By Ryan Moin, MESM, August, 2017


Did you know that the City of Palo Alto’s energy demand (108 Megawatts) is only moderately higher than what is needed to run the NSA data center in Utah? (90 Megawatts). Data centers are exceptionally energy intensive to operate, and their prevalence in Silicon Valley has presented an opportunity for leadership on energy policy.


Last month, the Trump Administration delivered an official notice to the United Nations that the U.S. intends to withdraw from the Paris Agreement. The original announcement in June, left millions of private citizens deeply concerned. Thousands of companies, cities, counties, universities and colleges have joined together in the “We Are Still In” movement, to petition the administration to not renege on the Paris climate treaty.


In Silicon Valley, the tech giants have signed on to the We Are Still In movement as well, including: Google, Apple, Amazon, Hewlett Packard, Yahoo, eBay, Facebook, and Intel. The near unanimous solidarity of Silicon Valley’s tech sector with the We’re Still In Movement is especially significant because these heavily data-driven businesses are reliant on massive computer systems, which are housed in large facilities, and called data centers. Data centers are extremely energy intensive to run. In fact it is estimated that data centers alone account for 3 percent of global energy demand. Having iconic Silicon Valley companies, which rely on large, energy intensive data centers, maintain climate conscious policy, sets a positive example, and provides a blueprint for skeptics, and newcomers. This value on green power for data centers is especially important now, as this type of infrastructure and associated energy demand is expected to expand rapidly in the future.
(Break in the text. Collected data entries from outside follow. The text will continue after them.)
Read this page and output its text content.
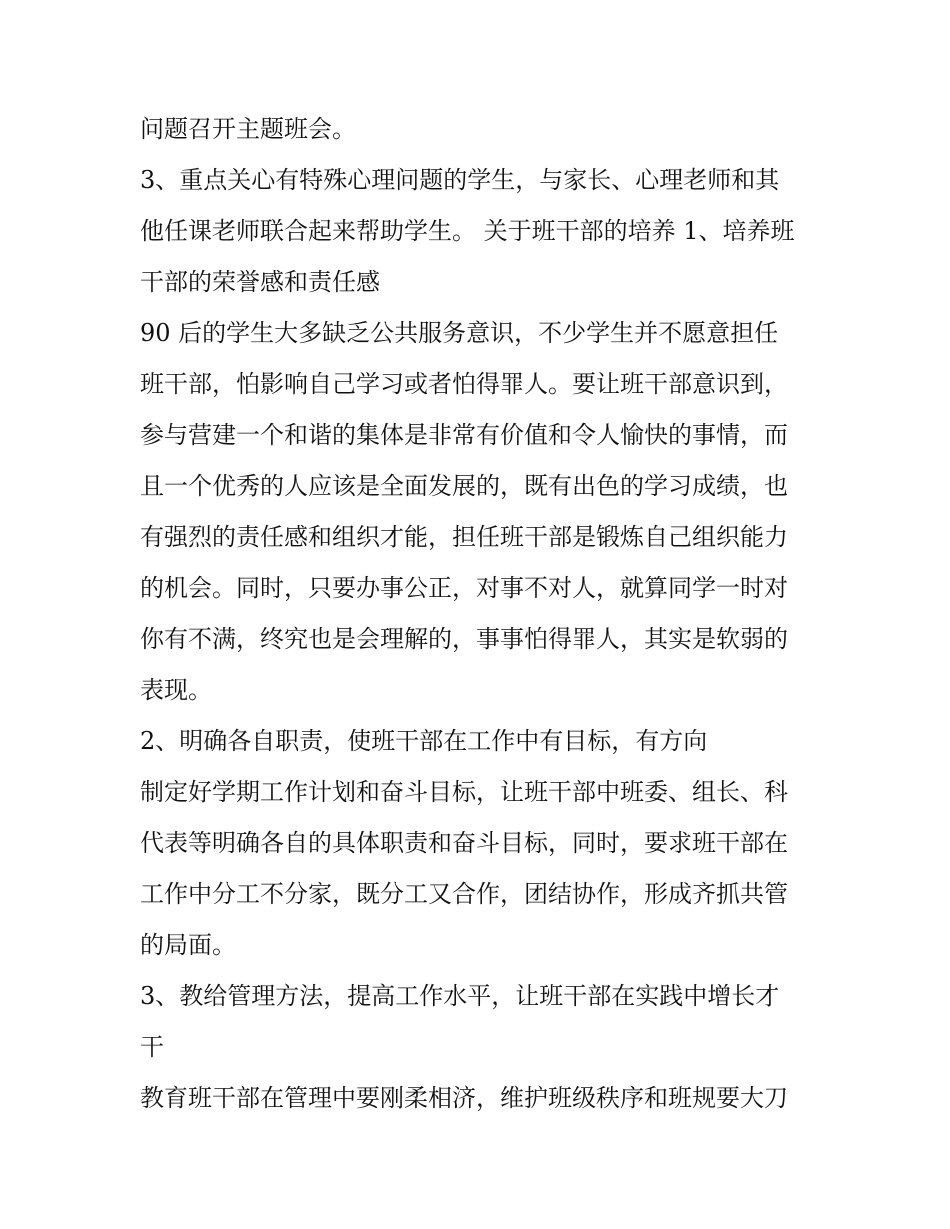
问题召开主题班会。
3、重点关心有特殊心理问题的学生，与家长、心理老师和其
他任课老师联合起来帮助学生。 关于班干部的培养 1、培养班
干部的荣誉感和责任感
90 后的学生大多缺乏公共服务意识，不少学生并不愿意担任
班干部，怕影响自己学习或者怕得罪人。要让班干部意识到，
参与营建一个和谐的集体是非常有价值和令人愉快的事情，而
且一个优秀的人应该是全面发展的，既有出色的学习成绩，也
有强烈的责任感和组织才能，担任班干部是锻炼自己组织能力
的机会。同时，只要办事公正，对事不对人，就算同学一时对
你有不满，终究也是会理解的，事事怕得罪人，其实是软弱的
表现。
2、明确各自职责，使班干部在工作中有目标，有方向
制定好学期工作计划和奋斗目标，让班干部中班委、组长、科
代表等明确各自的具体职责和奋斗目标，同时，要求班干部在
工作中分工不分家，既分工又合作，团结协作，形成齐抓共管
的局面。
3、教给管理方法，提高工作水平，让班干部在实践中增长才
干
教育班干部在管理中要刚柔相济，维护班级秩序和班规要大刀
Among the laudable efforts on climate by Silicon Valley based tech companies, Google stands out. In its 2016 Environmental Report, Google states that in 2017, its global operations would be powered by 100% renewable energy – including both data centers and offices, and that it is now the largest corporate buyer of renewable power. Google also states that its data centers are now 50% more energy efficient than the industry average. Google explains that renewable energy was also sensible for the company from an economic-standpoint, as wind and solar power have decreased in cost by 60 and 80 percent respectively over the past six years.
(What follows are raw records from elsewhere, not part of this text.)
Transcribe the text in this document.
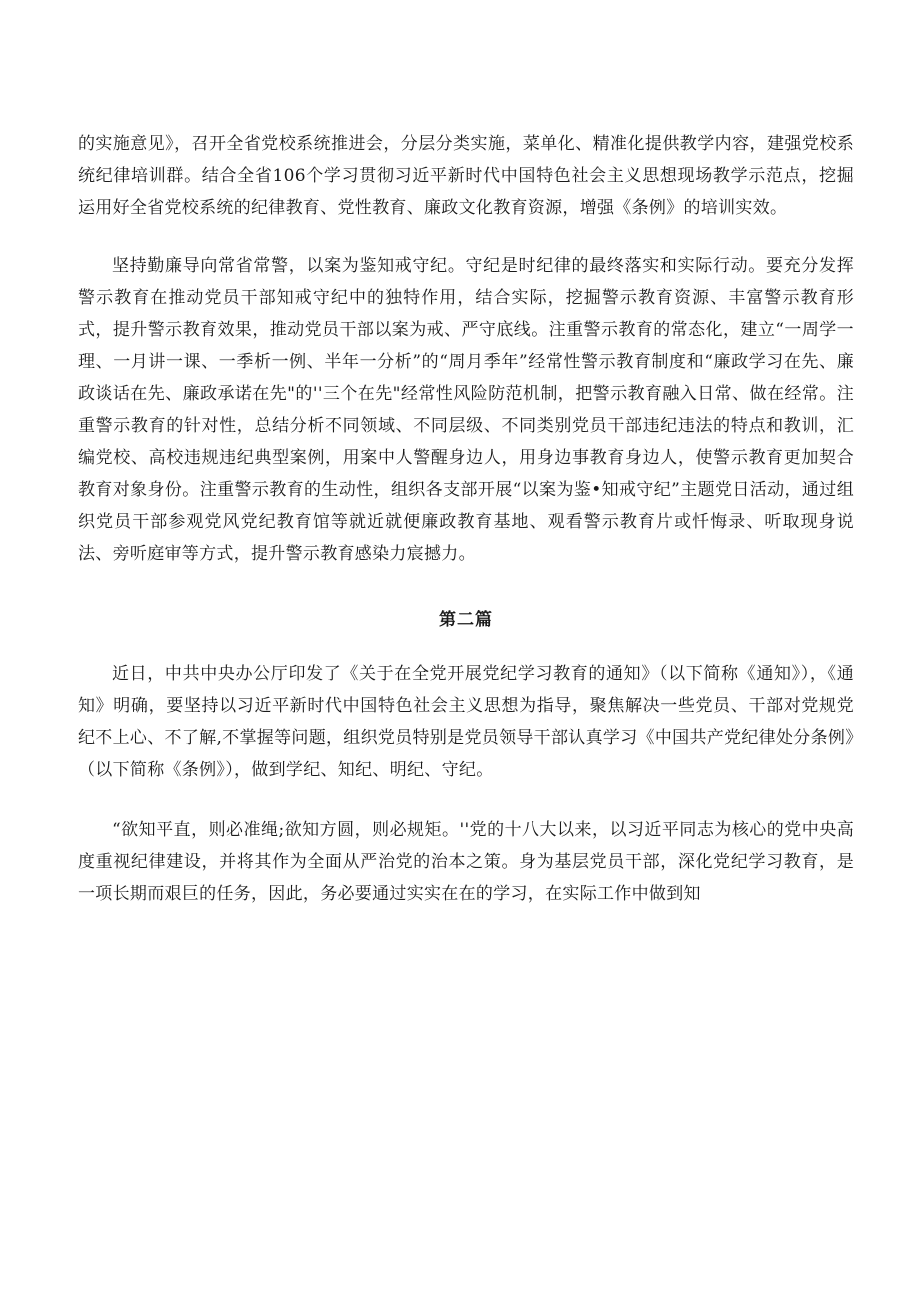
的实施意见》，召开全省党校系统推进会，分层分类实施，菜单化、精准化提供教学内容，建强党校系统纪律培训群。结合全省106个学习贯彻习近平新时代中国特色社会主义思想现场教学示范点，挖掘运用好全省党校系统的纪律教育、党性教育、廉政文化教育资源，增强《条例》的培训实效。

坚持勤廉导向常省常警，以案为鉴知戒守纪。守纪是时纪律的最终落实和实际行动。要充分发挥警示教育在推动党员干部知戒守纪中的独特作用，结合实际，挖掘警示教育资源、丰富警示教育形式，提升警示教育效果，推动党员干部以案为戒、严守底线。注重警示教育的常态化，建立“一周学一理、一月讲一课、一季析一例、半年一分析”的“周月季年”经常性警示教育制度和“廉政学习在先、廉政谈话在先、廉政承诺在先"的''三个在先"经常性风险防范机制，把警示教育融入日常、做在经常。注重警示教育的针对性，总结分析不同领域、不同层级、不同类别党员干部违纪违法的特点和教训，汇编党校、高校违规违纪典型案例，用案中人警醒身边人，用身边事教育身边人，使警示教育更加契合教育对象身份。注重警示教育的生动性，组织各支部开展“以案为鉴•知戒守纪”主题党日活动，通过组织党员干部参观党风党纪教育馆等就近就便廉政教育基地、观看警示教育片或忏悔录、听取现身说法、旁听庭审等方式，提升警示教育感染力宸撼力。

第二篇

近日，中共中央办公厅印发了《关于在全党开展党纪学习教育的通知》（以下简称《通知》），《通知》明确，要坚持以习近平新时代中国特色社会主义思想为指导，聚焦解决一些党员、干部对党规党纪不上心、不了解,不掌握等问题，组织党员特别是党员领导干部认真学习《中国共产党纪律处分条例》（以下简称《条例》），做到学纪、知纪、明纪、守纪。

“欲知平直，则必准绳;欲知方圆，则必规矩。''党的十八大以来，以习近平同志为核心的党中央高度重视纪律建设，并将其作为全面从严治党的治本之策。身为基层党员干部，深化党纪学习教育，是一项长期而艰巨的任务，因此，务必要通过实实在在的学习，在实际工作中做到知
Alongside the achievements of Silicon Valley’s tech sector in setting a precedent for climate action, are further opportunities. For example, it is known that there are companies which have 100% renewable energy powered facilities, and yet have a manufacturing supply chain with suboptimal emissions.


There is a need for a standardized reporting platform, that is accessible and user friendly for the public. While many companies are doing great work on climate, there is potential for “greenwashing” under the status quo, because companies do not necessarily have to provide much detail on how they account for their statistics.
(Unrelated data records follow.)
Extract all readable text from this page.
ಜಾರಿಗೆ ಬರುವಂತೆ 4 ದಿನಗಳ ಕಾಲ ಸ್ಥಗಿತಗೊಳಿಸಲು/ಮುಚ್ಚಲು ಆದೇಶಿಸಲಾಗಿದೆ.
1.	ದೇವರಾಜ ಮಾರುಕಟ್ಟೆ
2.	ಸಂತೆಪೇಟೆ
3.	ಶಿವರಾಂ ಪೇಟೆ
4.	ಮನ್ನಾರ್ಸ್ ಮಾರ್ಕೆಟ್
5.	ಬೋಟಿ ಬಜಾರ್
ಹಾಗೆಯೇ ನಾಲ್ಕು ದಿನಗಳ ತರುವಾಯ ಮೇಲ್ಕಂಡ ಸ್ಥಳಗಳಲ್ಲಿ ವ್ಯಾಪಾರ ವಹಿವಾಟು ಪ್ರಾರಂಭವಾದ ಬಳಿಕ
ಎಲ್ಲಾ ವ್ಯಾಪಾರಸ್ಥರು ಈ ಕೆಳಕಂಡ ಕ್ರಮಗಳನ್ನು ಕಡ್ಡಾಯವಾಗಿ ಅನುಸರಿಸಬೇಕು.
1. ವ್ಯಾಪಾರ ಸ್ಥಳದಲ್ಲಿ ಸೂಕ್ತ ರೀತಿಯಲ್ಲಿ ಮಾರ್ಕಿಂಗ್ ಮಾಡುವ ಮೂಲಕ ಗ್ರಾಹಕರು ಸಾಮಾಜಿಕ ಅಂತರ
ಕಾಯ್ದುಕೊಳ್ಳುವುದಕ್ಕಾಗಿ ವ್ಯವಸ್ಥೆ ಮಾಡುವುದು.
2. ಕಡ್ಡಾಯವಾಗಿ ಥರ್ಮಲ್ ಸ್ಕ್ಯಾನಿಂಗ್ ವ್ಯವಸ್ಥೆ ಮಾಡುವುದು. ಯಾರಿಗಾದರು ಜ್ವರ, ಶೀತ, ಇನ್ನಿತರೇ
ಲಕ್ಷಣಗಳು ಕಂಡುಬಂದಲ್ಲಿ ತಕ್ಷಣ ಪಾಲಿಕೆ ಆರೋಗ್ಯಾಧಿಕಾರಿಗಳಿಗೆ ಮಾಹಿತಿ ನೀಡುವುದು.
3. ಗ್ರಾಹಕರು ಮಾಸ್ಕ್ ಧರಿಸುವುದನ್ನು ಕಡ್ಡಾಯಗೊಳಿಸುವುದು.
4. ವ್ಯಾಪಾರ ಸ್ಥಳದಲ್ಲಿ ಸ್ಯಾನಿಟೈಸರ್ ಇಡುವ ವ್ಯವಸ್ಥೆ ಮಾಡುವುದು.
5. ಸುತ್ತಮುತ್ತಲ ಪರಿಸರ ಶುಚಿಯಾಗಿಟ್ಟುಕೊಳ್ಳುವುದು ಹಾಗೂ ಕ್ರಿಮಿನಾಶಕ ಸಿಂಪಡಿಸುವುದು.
An important performance metric that should also be accounted for as companies report on their renewable energy use is “Renewable Energy Credits,” or RECs. Renewable energy credits are a troublesome metric because while some correspond to drawing power from the same regional grid where the company facility is located, in other cases the power source can be distant, in which case the RECs are termed “unbundled.” The problem with unbundled renewable energy credits is that existing renewable energy is effectively being siphoned off. This misses the purpose of incentivizing the addition of new renewable energy sources to the electric grid.


A number of leading Silicon Valley tech companies are ahead of the curve in spirit and action, in the local and statewide effort to keep alive the progress that was started in Paris in 2015. As these corporate leaders continue to release comprehensive reports, they will serve as ever-more compelling examples to their corporate peers.